Recently, I need to capture the mouse cursor in my homebrew screen capture application, so my search sent me to StackOverflow’s Capture screen shot with mouse cursor. Out of curiosity, I ran Deleaker on it and it finds 2 HBITMAP leaks with every capture. My application captures mouse cursor 30 times per second, so the number of resource leaks are huge and can crash the application if running for more than 3 minutes.

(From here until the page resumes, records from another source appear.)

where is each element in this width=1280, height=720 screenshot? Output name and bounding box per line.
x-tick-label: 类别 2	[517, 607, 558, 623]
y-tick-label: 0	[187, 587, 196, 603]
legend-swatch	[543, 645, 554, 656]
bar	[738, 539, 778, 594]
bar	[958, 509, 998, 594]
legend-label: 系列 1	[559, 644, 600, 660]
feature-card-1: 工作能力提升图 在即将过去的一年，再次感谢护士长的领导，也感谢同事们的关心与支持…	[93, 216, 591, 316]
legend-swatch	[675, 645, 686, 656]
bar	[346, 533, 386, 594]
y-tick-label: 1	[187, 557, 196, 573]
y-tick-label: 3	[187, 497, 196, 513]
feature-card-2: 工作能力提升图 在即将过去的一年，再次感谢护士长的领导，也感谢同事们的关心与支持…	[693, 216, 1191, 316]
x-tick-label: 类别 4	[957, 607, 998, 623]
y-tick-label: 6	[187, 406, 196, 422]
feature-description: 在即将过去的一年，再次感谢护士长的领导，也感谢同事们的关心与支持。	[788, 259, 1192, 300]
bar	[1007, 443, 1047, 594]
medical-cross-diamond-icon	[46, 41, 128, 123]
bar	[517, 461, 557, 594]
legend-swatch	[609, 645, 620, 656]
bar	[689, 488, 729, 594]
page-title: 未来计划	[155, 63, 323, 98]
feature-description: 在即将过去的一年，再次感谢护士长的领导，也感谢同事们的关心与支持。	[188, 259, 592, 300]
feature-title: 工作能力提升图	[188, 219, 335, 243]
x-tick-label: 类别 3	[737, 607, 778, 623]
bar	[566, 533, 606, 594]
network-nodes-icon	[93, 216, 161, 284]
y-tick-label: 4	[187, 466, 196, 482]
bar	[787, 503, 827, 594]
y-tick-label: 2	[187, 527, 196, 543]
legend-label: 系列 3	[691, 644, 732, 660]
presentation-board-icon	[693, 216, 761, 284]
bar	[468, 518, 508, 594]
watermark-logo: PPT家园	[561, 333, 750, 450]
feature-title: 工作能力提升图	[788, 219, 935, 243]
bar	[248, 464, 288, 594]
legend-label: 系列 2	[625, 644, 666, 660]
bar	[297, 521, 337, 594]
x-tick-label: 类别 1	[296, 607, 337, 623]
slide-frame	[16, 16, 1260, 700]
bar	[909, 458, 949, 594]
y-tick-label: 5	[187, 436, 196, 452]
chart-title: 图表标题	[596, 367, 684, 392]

CURSORINFO cursor = { sizeof(cursor) }; ::GetCursorInfo(&cursor); if (cursor.flags == CURSOR_SHOWING) { RECT rcWnd; ::GetWindowRect(hwnd, &rcWnd); ICONINFOEXW info = { sizeof(info) }; ::GetIconInfoExW(cursor.hCursor, &info); const int x = cursor.ptScreenPos.x - rcWnd.left - rc.left - info.xHotspot; const int y = cursor.ptScreenPos.y - rcWnd.top - rc.top - info.yHotspot; BITMAP bmpCursor = {0}; ::GetObject(info.hbmColor, sizeof(bmpCursor), &bmpCursor); ::DrawIconEx(hdcMem, x, y, cursor.hCursor, bmpCursor.bmWidth, bmpCursor.bmHeight, 0, NULL, DI_NORMAL); }
MSDN of GetIconInfoExW specifically notes GetIconInfoEx creates bitmaps for the hbmMask and hbmColor or members of ICONINFOEX. The calling application must manage these bitmaps and delete them when they are no longer necessary.
typedef struct _ICONINFOEXW { DWORD cbSize; BOOL fIcon; DWORD xHotspot; DWORD yHotspot; HBITMAP hbmMask; HBITMAP hbmColor; WORD wResID; WCHAR szModName[MAX_PATH]; WCHAR szResName[MAX_PATH]; } ICONINFOEXW, *PICONINFOEXW;
So DeleteObject have to be called on these 2 members, as suggested by Deleaker.